From Chapter 10, "Two Harvesters":

"Along the road already described (Chapter 6), between the brambly ditches and under the hedgerow oaks, I made my way from the farm-house to the antiquated farm-yard about a furlong off. As the two places were on the same side of the road - the western side - it would have been a little shorter to cut across the intervening pasture and potato-field; but I liked the road better that August afternoon. From there, first the farm house and after it the older buildings, lay off in a haze of glowing weather; the road was statelier than the pasture and field would have looked; and especially it was well to enter the old farm-yard by way of the road. A hundred yards or so of narrow lane led to it - led, it seemed, into the heart of the afternoon - and to traverse that lane was to walk back into a quieter century.
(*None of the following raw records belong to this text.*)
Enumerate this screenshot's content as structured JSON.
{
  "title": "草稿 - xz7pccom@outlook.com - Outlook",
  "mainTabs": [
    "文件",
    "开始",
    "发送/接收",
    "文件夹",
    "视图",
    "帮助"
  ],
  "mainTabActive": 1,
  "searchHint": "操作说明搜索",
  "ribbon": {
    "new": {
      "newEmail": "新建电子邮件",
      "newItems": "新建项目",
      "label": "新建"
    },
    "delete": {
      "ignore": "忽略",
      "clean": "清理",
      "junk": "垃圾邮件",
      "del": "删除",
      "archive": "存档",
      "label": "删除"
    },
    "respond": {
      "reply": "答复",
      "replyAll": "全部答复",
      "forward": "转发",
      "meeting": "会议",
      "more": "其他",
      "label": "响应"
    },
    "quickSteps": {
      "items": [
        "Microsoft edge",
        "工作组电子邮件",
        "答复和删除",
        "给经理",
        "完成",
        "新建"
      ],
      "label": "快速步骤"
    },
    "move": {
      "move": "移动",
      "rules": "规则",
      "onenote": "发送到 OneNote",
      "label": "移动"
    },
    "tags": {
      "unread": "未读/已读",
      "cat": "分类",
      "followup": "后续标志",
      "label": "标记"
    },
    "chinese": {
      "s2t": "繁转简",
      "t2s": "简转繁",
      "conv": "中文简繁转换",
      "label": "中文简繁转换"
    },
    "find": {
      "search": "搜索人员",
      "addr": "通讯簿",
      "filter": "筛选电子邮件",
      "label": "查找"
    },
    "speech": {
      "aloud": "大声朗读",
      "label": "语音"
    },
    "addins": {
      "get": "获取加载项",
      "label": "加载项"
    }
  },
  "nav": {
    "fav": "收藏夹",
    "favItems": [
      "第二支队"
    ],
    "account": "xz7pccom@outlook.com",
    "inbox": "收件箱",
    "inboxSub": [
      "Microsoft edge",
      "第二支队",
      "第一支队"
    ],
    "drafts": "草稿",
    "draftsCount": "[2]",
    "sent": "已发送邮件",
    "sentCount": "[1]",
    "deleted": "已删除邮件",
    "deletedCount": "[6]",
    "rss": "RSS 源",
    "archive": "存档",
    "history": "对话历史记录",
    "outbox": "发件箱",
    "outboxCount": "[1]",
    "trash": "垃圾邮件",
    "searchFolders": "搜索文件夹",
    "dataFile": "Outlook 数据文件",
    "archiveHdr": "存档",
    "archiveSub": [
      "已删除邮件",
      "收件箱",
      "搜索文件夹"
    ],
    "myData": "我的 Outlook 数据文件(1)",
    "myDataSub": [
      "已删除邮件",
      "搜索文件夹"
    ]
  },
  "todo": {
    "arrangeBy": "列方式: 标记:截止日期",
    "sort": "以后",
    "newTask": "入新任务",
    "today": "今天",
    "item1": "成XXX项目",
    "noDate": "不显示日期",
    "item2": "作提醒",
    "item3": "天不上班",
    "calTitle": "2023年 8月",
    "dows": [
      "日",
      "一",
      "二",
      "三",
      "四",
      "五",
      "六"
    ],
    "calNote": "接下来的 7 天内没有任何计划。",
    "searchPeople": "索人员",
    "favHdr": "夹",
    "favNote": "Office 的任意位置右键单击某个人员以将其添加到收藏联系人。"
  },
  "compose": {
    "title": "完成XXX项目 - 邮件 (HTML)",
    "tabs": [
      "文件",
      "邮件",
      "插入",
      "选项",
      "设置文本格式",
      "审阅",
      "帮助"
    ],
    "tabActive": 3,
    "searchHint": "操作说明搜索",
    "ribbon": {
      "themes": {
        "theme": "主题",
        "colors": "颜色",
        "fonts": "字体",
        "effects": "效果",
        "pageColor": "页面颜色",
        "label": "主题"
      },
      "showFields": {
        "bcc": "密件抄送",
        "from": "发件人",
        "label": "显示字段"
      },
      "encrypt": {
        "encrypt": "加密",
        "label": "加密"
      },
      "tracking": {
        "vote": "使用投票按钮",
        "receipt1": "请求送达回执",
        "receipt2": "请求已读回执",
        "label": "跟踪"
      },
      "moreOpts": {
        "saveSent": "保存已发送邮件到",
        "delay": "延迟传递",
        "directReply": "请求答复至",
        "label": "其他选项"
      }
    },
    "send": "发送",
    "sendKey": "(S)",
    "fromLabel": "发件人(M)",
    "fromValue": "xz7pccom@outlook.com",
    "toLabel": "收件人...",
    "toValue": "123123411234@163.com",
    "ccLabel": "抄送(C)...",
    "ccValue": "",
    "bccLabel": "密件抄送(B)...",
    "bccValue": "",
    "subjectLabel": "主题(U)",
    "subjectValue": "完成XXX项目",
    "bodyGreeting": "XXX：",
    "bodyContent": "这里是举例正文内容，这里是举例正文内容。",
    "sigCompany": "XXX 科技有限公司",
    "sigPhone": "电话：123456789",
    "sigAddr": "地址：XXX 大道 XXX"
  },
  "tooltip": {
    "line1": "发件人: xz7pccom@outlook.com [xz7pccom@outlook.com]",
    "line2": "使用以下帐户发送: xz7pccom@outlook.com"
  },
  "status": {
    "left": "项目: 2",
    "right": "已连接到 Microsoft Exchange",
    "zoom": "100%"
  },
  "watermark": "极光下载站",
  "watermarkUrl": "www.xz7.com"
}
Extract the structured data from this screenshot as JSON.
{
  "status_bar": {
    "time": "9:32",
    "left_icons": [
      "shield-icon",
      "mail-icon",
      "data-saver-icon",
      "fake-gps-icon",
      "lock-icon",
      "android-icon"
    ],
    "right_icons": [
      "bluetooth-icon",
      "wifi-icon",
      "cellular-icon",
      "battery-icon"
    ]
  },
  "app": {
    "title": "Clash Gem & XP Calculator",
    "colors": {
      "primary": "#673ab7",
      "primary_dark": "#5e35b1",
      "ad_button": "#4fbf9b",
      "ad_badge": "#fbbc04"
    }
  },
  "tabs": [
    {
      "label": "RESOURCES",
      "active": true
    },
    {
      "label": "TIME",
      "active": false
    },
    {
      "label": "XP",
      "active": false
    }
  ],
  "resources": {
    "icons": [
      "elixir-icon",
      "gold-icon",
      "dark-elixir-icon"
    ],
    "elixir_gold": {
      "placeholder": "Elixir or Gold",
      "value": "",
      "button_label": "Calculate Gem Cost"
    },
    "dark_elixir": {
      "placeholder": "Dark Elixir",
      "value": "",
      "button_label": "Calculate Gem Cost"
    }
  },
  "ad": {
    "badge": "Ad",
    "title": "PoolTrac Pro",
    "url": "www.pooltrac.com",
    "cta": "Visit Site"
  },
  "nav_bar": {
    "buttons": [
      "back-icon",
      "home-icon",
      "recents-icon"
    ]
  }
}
"For at the end of it lay the little stone-fenced yard. Boulders had been used for its walls; and at the farther side of the yard, looking as old as the grey boulders, were two cottages. One of them was dilapidated, the other had been done up for the carter to occupy. The stables for the farm-horses made one side of this yard.

"Thither I took my way, discerning, the farther I went, the time and place for a rustic idyll - for some eighteenth-century harvesting idyll. The generous August weather seemed to ask for that. In the hot sky was just enough cloud to show immense heights: the cottages and the grey-walled yard, quiet and nettle-grown, looked as if they had been prepared and waiting for generations for something romantic to happen. Just beyond them was more pasture, more field; and near them stood that shed spoken of in the last chapter, beside the elm and the little rickyard. Only, the ancient waggons were not under the shed. They were harvesting. One of them, in fact, loaded with oat-sheaves, stood under the elm."

ISBN 090457315X. Hardback, 208 pages.